Leaders at this meeting will have a chance to hear Camp Student’s ideas!!!
This Week in Channel Islands
To
begin your special Expedition track on the Channel Islands, we suggest
showing your students the main TRAILHEAD that begins the Expedition,
and then set aside time for each student (individually or in small groups)
to have time to the do the INTERNET DIG – How did Karana Survive?. The
DIGS run Tuesday of one week through Monday at 3 pm of the next, giving
you time to rotate the students through the DIG – or – take them to
the computer lab for one group session. NOTE: you can now enter the
DIGS right from your own trailhead with out having to go back out to
the portal – see the upper link choices and step right on in.
If
you have a video of The Island of the Blue Dolphins, it will compliment
this DIG which includes first-ever-on-the-Internet press releases and
photographs from the making of the film. We have noticed that if you
change the size of the type on your computer monitors ( upper left on
Explorer for example) to the ‘larger’ scale, then the DIGS become a
lot easier for the students to read and follow along with. Please make
certain they understand ACCEPTABLE USE rules, and that they include
their FIRST NAME, and SCHOOL NAME in the YOUR HANDLE BOX each time they
post. You can then go back in by next Monday and print out the DIG and
use it to monitor the quality of their work and know who posted what.

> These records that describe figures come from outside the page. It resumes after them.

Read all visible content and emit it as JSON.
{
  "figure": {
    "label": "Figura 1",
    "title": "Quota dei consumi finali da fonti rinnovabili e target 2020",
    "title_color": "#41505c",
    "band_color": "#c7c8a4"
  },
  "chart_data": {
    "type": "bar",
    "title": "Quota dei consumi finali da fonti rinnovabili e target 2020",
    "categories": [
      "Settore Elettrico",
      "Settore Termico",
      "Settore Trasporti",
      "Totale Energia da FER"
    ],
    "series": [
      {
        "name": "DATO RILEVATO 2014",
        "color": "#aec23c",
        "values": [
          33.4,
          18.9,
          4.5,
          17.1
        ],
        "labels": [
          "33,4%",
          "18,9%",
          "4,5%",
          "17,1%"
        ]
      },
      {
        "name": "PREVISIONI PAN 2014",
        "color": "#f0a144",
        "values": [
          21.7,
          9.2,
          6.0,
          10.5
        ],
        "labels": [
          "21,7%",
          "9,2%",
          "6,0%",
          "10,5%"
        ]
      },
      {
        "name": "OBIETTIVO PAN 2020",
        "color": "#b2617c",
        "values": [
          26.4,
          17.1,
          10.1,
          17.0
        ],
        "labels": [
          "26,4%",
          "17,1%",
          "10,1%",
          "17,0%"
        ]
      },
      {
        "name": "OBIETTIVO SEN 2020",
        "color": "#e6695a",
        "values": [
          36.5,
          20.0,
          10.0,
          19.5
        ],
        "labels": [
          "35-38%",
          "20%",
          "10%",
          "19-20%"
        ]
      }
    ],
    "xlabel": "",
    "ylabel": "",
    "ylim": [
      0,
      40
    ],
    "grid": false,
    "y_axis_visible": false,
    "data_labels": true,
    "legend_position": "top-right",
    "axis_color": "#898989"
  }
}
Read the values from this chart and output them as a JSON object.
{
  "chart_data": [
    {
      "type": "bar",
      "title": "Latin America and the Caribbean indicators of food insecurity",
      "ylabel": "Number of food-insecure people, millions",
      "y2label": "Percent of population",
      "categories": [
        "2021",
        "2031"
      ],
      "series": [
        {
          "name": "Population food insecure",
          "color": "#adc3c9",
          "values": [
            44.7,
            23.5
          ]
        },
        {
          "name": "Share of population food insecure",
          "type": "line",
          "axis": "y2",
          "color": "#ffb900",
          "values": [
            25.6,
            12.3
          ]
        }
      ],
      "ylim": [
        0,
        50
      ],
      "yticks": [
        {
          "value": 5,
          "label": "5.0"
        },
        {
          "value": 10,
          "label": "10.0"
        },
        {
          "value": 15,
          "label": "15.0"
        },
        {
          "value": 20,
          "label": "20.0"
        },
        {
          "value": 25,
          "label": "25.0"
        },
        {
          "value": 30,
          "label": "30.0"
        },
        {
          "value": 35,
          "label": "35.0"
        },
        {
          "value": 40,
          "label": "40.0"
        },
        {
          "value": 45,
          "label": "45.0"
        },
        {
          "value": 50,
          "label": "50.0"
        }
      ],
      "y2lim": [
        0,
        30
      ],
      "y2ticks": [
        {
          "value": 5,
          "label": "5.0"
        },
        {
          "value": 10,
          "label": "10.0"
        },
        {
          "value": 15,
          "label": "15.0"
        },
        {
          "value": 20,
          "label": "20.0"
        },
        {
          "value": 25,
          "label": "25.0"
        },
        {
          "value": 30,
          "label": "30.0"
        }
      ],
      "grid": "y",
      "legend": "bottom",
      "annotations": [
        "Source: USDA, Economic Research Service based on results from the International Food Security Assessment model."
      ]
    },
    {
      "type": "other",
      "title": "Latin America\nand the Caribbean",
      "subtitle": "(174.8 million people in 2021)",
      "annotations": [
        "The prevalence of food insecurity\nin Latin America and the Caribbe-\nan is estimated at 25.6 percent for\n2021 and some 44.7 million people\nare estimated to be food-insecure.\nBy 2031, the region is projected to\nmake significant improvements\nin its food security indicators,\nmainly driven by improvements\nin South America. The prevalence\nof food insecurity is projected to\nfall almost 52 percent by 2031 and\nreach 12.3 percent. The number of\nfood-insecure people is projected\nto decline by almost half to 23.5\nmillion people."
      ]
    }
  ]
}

Media Analysis Skills Project
We
suggest using the Dig as a SPRINGBOARD to other learning activities,
and if you can set time aside, the FOLLOW-UP activity is to begin having
students analyze key events and details in the Lone Woman / Blue Dolphins
story as portrayed in film, book, and historical articles to begin learning
to understand how history can turn into historical fiction, a then into
film with varying degrees of historical accuracy along the way. It is
important in this day and time for students to begin to understand that
what is portrayed in the media is not necessarily ‘TRUE’, and that they
have the ability to develop their critical thinking skills to help them
differentiate between fact and fiction.